Applications Gelfand-Naimark-Segal Theorem. I'm reading the book An Introduction to Operator Algebras (By Kehe Zhu). but do not know how to do the following exercise:
Let $A$ be the commutative C*-algebra $C(\partial D)$. For any $z\in \partial D$ let $\varphi_z$ be the point-evaluation on $z$. Show that $H_{\varphi_z}$ is one-dimensional. Show that there exists a countable subset $S'$ of $S(A)$ such that $$\Phi:A\rightarrow B\left(\bigoplus_{\varphi\in S'} H_\varphi\right)$$
as constructed in the proof of theorem 14.4 (Gelfand-Naimark-Segal Theorem) is a C*-isomorphism.

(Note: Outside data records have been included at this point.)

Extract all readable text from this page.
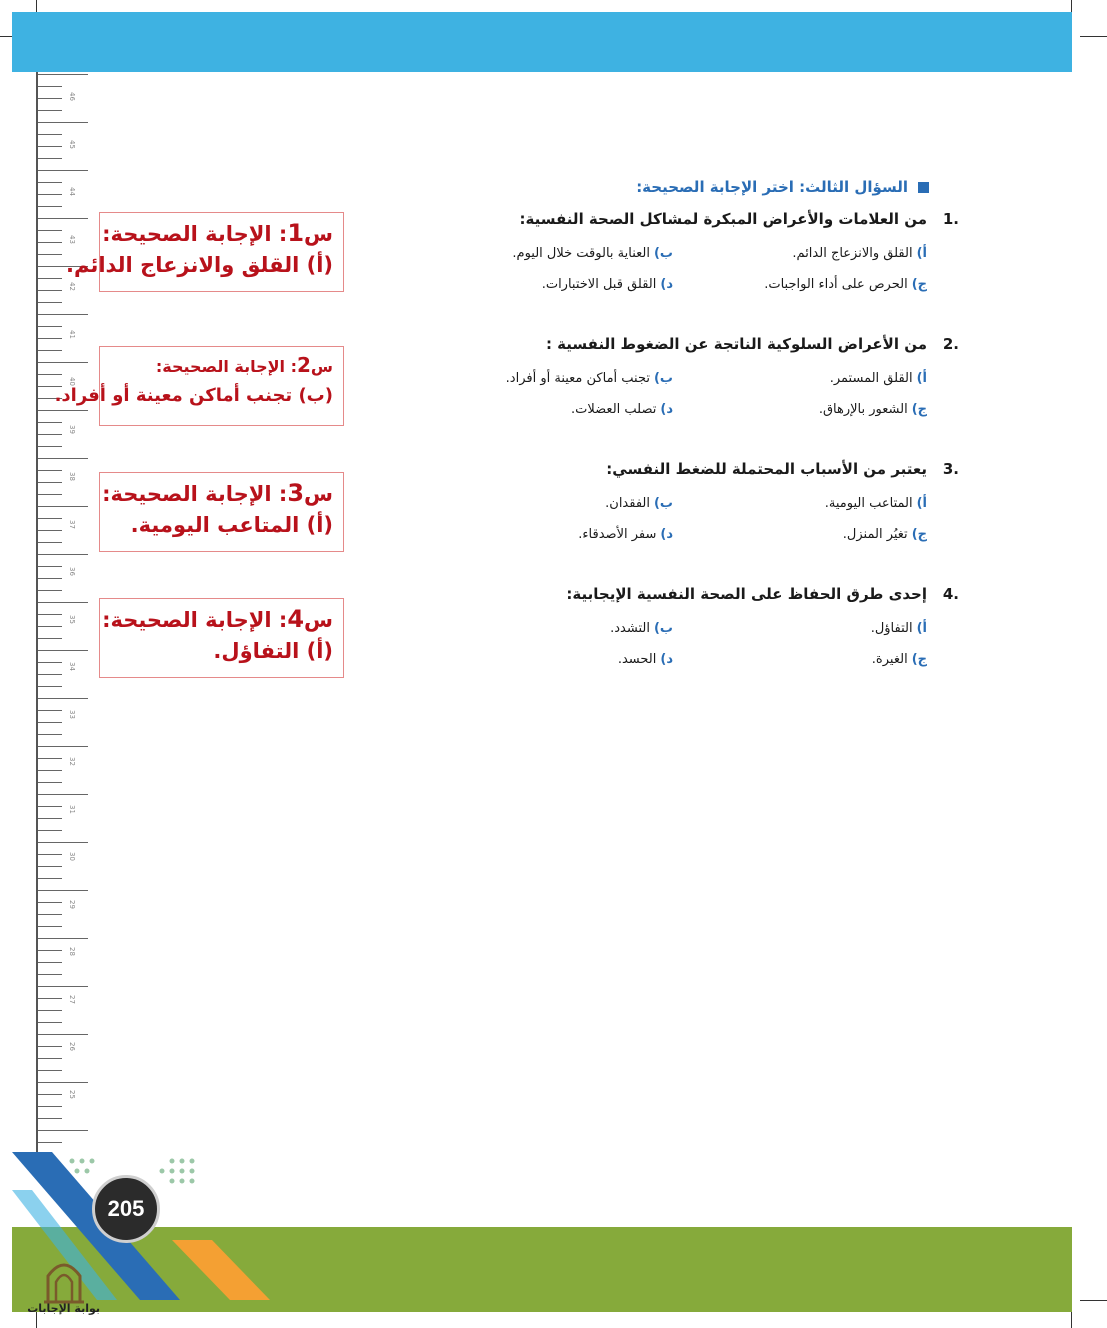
46
45
44
43
42
41
40
39
38
37
36
35
34
33
32
31
30
29
28
27
26
25
السؤال الثالث: اختر الإجابة الصحيحة:
.1
من العلامات والأعراض المبكرة لمشاكل الصحة النفسية:
أ)القلق والانزعاج الدائم.
ب)العناية بالوقت خلال اليوم.
ج)الحرص على أداء الواجبات.
د)القلق قبل الاختبارات.
.2
من الأعراض السلوكية الناتجة عن الضغوط النفسية :
أ)القلق المستمر.
ب)تجنب أماكن معينة أو أفراد.
ج)الشعور بالإرهاق.
د)تصلب العضلات.
.3
يعتبر من الأسباب المحتملة للضغط النفسي:
أ)المتاعب اليومية.
ب)الفقدان.
ج)تغيُر المنزل.
د)سفر الأصدقاء.
.4
إحدى طرق الحفاظ على الصحة النفسية الإيجابية:
أ)التفاؤل.
ب)التشدد.
ج)الغيرة.
د)الحسد.
س1: الإجابة الصحيحة:
(أ) القلق والانزعاج الدائم.
س2: الإجابة الصحيحة:
(ب) تجنب أماكن معينة أو أفراد.
س3: الإجابة الصحيحة:
(أ) المتاعب اليومية.
س4: الإجابة الصحيحة:
(أ) التفاؤل.
205
بوابة الإجابات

 A: To do GNS, you take $C(\partial D)$ as  your pre-Hilbert space, with the pre-inner product
$$
\langle f,g\rangle=f(z)\overline{g(z)}.
$$
Then you need to quotient by $$J_z=\{f:\ \varphi_z(f^*f)=0\}
=\{f:\ |f(z)|^2=0\}=\{f: \ f(z)=0\}.
$$
So we need to see that the quotient $C(\partial D)/J_z$ is one-dimensional. Now, $f-g\in J_z$ if and only if $g(z)=f(z)$, so the class of $f$ is determined by the value $f(z)$. That is, 
$$
C(\partial D)/J_z=\mathbb C+J_z,
$$
and it is one-dimensional. Then its closure $H_{\varphi_z}$ will also be one-dimensional. 
For the second part I will assume that $\partial D$ is the unit circle (if that's the case, $\mathbb T$ is a much more common notation). Let $S\subset\partial D$ be a dense subset. For each $s\in S$, consider the state $\varphi_s(f)=f(s)$. If we now consider the map $\Phi$
\begin{align}
C(\partial D)&\longrightarrow B\left(\bigoplus_{s\in S}\mathbb C\right)=B\left(\bigoplus_{s\in S}H_{\varphi_s}\right)\\
f&\longmapsto \ \ \ \ \ M_f
\end{align}
where $M_f[g_s]_{s\in S}=[f(s)g_s]_{s\in S}$. 
This is clearly a $*$-homomorphism, and if $M_f=0$, then $f(s)=0$ for all $s\in S$ (by taking $g$ to be $1$ at $s$ and zero elsewhere), and so  $f=0$ by continuity; thus $\Phi$ is a monomorphism. This map is not necessarily onto, but I think the book here is using "C$^*$-isomorphism" as a name for a $*$-monomorphism.  
The set $S'$ is of course the set $S'=\{\varphi_s:\ s\in S\}$.